Depuis des siècles, l’Occident considère l’Afrique, et plus particulièrement l’Afrique sub-saharienne, comme une source de matières premières et de main d’œuvre bon marché. Cela se traduit nécessairement par l’exportation de richesses hors du continent plutôt que par l’expansion de ce dernier. Quand il y a injection de richesses sous forme d’investissements, celle-ci résulte en de plus gros volumes de richesses à exporter. La période d’esclavage a entraîné l’exportation massive de main d’œuvre en tant que facteur de production virtuellement gratuit. Pour l’Afrique, ce fut-là une très grosse perte en capital humain qui a gravement nui à la capacité des communautés africaines à engendrer des richesses. En fait, l’enrichissement de l’Occident s’est fondé sur l’appauvrissement de l’Afrique.
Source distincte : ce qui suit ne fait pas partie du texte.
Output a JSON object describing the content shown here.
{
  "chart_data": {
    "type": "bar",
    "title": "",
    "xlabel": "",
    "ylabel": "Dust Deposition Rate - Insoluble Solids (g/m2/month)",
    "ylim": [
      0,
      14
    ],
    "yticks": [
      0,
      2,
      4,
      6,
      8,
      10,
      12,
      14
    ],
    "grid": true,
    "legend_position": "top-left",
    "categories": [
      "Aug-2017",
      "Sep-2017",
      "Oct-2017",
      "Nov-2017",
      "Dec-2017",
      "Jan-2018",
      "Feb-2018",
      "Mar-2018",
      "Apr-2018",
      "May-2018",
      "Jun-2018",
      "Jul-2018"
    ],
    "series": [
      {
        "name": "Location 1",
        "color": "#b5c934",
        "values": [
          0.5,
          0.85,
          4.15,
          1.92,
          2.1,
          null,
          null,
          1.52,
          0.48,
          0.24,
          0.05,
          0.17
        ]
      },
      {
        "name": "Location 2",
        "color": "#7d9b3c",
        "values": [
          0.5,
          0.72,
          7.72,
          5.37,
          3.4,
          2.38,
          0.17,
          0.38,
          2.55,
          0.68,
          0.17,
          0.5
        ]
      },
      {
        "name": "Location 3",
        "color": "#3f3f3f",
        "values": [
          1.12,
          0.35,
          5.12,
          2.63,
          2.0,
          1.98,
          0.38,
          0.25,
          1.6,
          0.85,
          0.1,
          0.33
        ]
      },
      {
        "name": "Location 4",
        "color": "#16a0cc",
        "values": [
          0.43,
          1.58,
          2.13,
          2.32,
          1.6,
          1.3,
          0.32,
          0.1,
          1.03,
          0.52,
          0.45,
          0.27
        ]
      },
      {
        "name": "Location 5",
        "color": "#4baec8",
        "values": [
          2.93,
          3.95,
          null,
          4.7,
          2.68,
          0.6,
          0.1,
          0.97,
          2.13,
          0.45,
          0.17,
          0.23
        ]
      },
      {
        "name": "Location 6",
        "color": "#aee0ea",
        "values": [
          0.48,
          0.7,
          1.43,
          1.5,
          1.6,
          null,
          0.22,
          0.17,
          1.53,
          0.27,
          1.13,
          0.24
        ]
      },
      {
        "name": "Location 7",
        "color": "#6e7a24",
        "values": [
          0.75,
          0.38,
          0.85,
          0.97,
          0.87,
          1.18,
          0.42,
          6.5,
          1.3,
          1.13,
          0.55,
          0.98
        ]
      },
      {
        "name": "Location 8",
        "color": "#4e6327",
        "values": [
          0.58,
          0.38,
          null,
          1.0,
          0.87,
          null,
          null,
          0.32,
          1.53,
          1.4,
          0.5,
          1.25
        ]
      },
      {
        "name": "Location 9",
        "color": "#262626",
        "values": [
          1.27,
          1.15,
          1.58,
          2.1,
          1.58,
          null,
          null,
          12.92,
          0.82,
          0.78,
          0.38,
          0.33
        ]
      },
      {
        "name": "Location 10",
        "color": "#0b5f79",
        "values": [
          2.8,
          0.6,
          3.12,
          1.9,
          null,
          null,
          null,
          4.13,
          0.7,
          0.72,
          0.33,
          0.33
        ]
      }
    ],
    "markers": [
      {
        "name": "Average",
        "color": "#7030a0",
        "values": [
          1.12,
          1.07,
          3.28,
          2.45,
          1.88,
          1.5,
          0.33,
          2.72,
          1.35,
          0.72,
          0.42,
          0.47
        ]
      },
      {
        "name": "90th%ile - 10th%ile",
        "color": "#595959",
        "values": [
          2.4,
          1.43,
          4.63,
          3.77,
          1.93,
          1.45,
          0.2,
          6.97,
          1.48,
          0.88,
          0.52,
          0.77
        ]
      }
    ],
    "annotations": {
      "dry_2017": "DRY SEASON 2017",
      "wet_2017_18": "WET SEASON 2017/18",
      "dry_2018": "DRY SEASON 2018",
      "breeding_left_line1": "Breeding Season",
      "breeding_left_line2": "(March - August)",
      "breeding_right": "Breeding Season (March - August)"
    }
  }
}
Le colonialisme a également cherché à s’enrichir en se procurant des matières premières minières et agricoles au coût le plus bas possible:
- En recourant à de la main d’œuvre locale bon marché pour produire ces matières premières
- En réservant les marchés africains pour les produits du pays colonisateur d’une manière aussi exclusive que possible
Il en a résulté un plus grand affaiblissement encore de la capacité des pays africains à développer leurs économies, qui devenaient ainsi de simples extensions des économies des métropoles. La destruction de la capacité productive des colonies africaines est la claire illustration du déclin de la production agricole intérieure, à l’exception des cultures de rapport. Par conséquent, de nombreux pays africains souffrent de pénuries alimentaires et sont devenus des importateurs nets de nourriture. La période post-coloniale n’a pas fondamentalement changé cette situation. En réalité, le détournement des ressources de la création de richesses s’est, d’une certaine manière, accéléré dans la période post-coloniale, étant donné qu’il fallait davantage de ressources pour financer la nouvelle machinerie d’état et pour répondre aux besoins sociaux pressants du peuple. Les conditions d’emploi dans le secteur public incitent les gens à abandonner tout particulièrement les activités agricoles pour trouver du travail dans les services urbains ou le secteur public. Il en a résulté le renforcement d’un cercle vicieux qui n’a fait qu’accentuer le rôle périphérique et de moins en moins important de l’Afrique dans l’économie mondiale. Plus les africains jouaient le rôle de source de matières premières et de main d’œuvre bon marché, moins ils devenaient capables de briser le moule dans lequel ils étaient enfermés. Cela a aussi conforté une certaine image de l’Afrique, à savoir que:
- Le continent n’a d’autre rôle dans l’économie mondiale que celui de fournisseur de matières premières
- Rien n’exige que l’Afrique dût avoir accès à la technologie moderne et aux compétences humaines contemporaines
- Les problèmes socioéconomiques auxquels le continent fait face doivent être contenus en Afrique et réglés comme des problèmes de nature sociale
- Aucune contribution à la civilisation humaine ne peut être attendue de l’Afrique, à l’exception des arts plastiques et du spectacle et de l’habitat naturel
- Le continent n’a aucun rôle majeur à jouer dans le système de gouvernance mondial
En réalité, au fil des siècles, l’Afrique s’est définie, par nécessité, comme un continent marginalisé. Cette définition conduit à des actions qui ne font que marginaliser plus encore le continent.
Plus ce mécanisme de marginalisation fonctionne, plus il devient difficile de le renverser. Cette difficulté s’applique aussi à la production, par le continent lui-même, de ressources significatives lui permettant de renverser ce mécanisme. Il n’est donc pas étonnant, dans cette situation, que l’espoir des peuples africains pour un avenir meilleur se soit mis à dépendre de la magnanimité des autres. C’est ce qui change l’impuissance objective des peuples africains en une acceptation subjective par eux-mêmes de leur incapacité à se prendre en charge. C’est pourquoi ils deviennent de moins en moins capables d’être les acteurs conscients et déterminés à se libérer de la dépendance, de la pauvreté et du sous-développement. Pour mettre fin à cette tragédie humaine, il faut que les peuples africains parviennent à se convaincre qu’ils ne sont pas et ne doivent pas être les pupilles de tutelles bienveillantes, mais plutôt les instruments de leur propre destin et les acteurs de l’amélioration continue de leurs conditions de vie. Les peuples africains doivent avoir la conviction et c’est là chose essentielle, qu’en tant qu’africains, ils ont contribué aux progrès de la civilisation humaine et qu’ils ont encore une contribution unique et précieuse à faire.